An account of the revolutionary artist Andy Warhol and his scandalous relationships with the ten women he deemed his 'superstars,' beginning in 1964 and culminating four years later when Warhol was shot and almost killed.
Leamer wants depth but sacrifices it for breadth. Dipping in and out of so many lives in such a slim book yields the kind of surface treatment and repetitive clichés that might work as provocation in a Warhol screen print but make for a prose style unlikely to be anyone’s cup of soup ... Leamer is undeniably excellent at setting a scene, especially a louche one ... Minor sins might have been forgiven had I ultimately gleaned some deep or unforeseen insight into the lives of the book’s subjects ... Warhol, a shape-shifter so manic and intense that he could slide into several personas in the span of a single season, is here reduced to a necessarily static figure so that the women can bounce off him. Which is fine as a narrative strategy, but then not much happens to the women, either.

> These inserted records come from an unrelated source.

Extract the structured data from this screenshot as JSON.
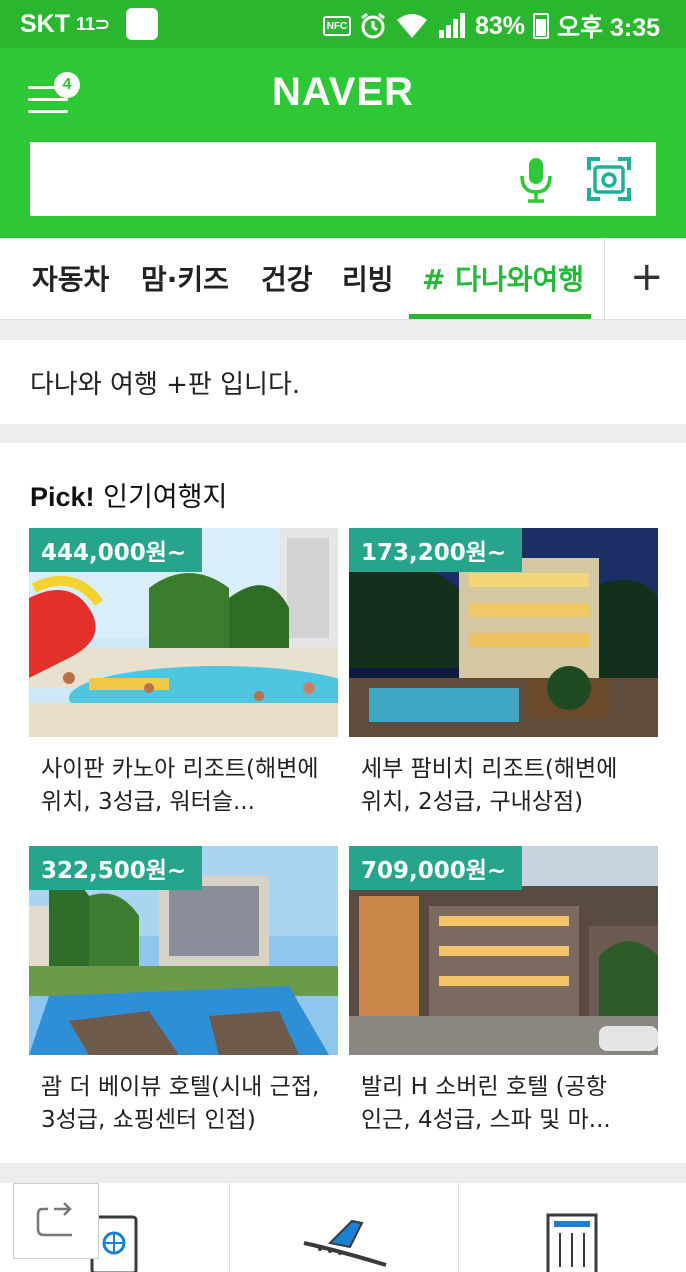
{
  "status_bar": {
    "carrier": "SKT",
    "carrier_extra": "11",
    "battery": "83%",
    "time": "오후 3:35",
    "nfc": "NFC"
  },
  "header": {
    "logo": "NAVER",
    "menu_badge": "4",
    "search": {
      "value": "",
      "placeholder": ""
    }
  },
  "tabs": {
    "items": [
      "자동차",
      "맘·키즈",
      "건강",
      "리빙",
      "# 다나와여행"
    ],
    "active_index": 4,
    "add_label": "+"
  },
  "intro": {
    "text": "다나와 여행 +판 입니다."
  },
  "pick": {
    "title_bold": "Pick!",
    "title_rest": " 인기여행지",
    "cards": [
      {
        "price": "444,000원~",
        "name": "사이판 카노아 리조트(해변에 위치, 3성급, 워터슬..."
      },
      {
        "price": "173,200원~",
        "name": "세부 팜비치 리조트(해변에 위치, 2성급, 구내상점)"
      },
      {
        "price": "322,500원~",
        "name": "괌 더 베이뷰 호텔(시내 근접, 3성급, 쇼핑센터 인접)"
      },
      {
        "price": "709,000원~",
        "name": "발리 H 소버린 호텔 (공항 인근, 4성급, 스파 및 마..."
      }
    ]
  },
  "bottom_nav": {
    "icons": [
      "passport-icon",
      "airplane-icon",
      "hotel-icon"
    ]
  },
  "colors": {
    "naver_green": "#2ec735",
    "status_green": "#2ab72f",
    "price_badge": "#27a58c",
    "active_tab": "#25b83a"
  }
}
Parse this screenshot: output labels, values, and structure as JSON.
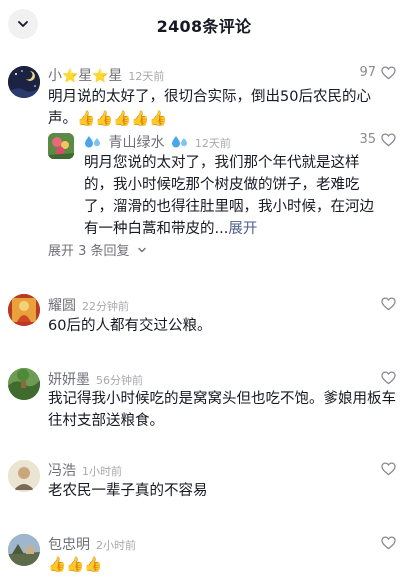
{
  "header": {
    "title": "2408条评论"
  },
  "comments": [
    {
      "username_parts": [
        "小",
        "⭐",
        "星",
        "⭐",
        "星"
      ],
      "time": "12天前",
      "likes": "97",
      "text": "明月说的太好了，很切合实际，倒出50后农民的心声。",
      "emoji": "👍👍👍👍👍",
      "reply": {
        "username": "青山绿水",
        "time": "12天前",
        "likes": "35",
        "text": "明月您说的太对了，我们那个年代就是这样的，我小时候吃那个树皮做的饼子，老难吃了，溜滑的也得往肚里咽，我小时候，在河边有一种白蒿和带皮的...",
        "expand_label": "展开"
      },
      "more_replies": "展开 3 条回复"
    },
    {
      "username": "耀圆",
      "time": "22分钟前",
      "text": "60后的人都有交过公粮。"
    },
    {
      "username": "妍妍墨",
      "time": "56分钟前",
      "text": "我记得我小时候吃的是窝窝头但也吃不饱。爹娘用板车往村支部送粮食。"
    },
    {
      "username": "冯浩",
      "time": "1小时前",
      "text": "老农民一辈子真的不容易"
    },
    {
      "username": "包忠明",
      "time": "2小时前",
      "emoji": "👍👍👍"
    }
  ]
}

Sympathetic ... Like Cynthia Carr’s recent biography Candy Darling: Dreamer, Icon, Superstar, Warhol’s Muses is a corrective. Leamer shows compassion when recounting the lives of these creative women. Warhol comes off as ruthless in his control of trusting companions, assailing their autonomy and emptying out their artistic ambitions ... What is still absent in his account is what else many women represented to Warhol ... In accentuating the humanity of these women who were made—and unmade—by the Factory, Leamer reveals Warhol as a master manipulator who used so many to build his 'most enduring creation: himself.'
Well-researched ... His art is a powerful statement on America, whether you ever knew him as a person or not. The characters in his life, even if they are gorgeous and tragic, are mere footnotes.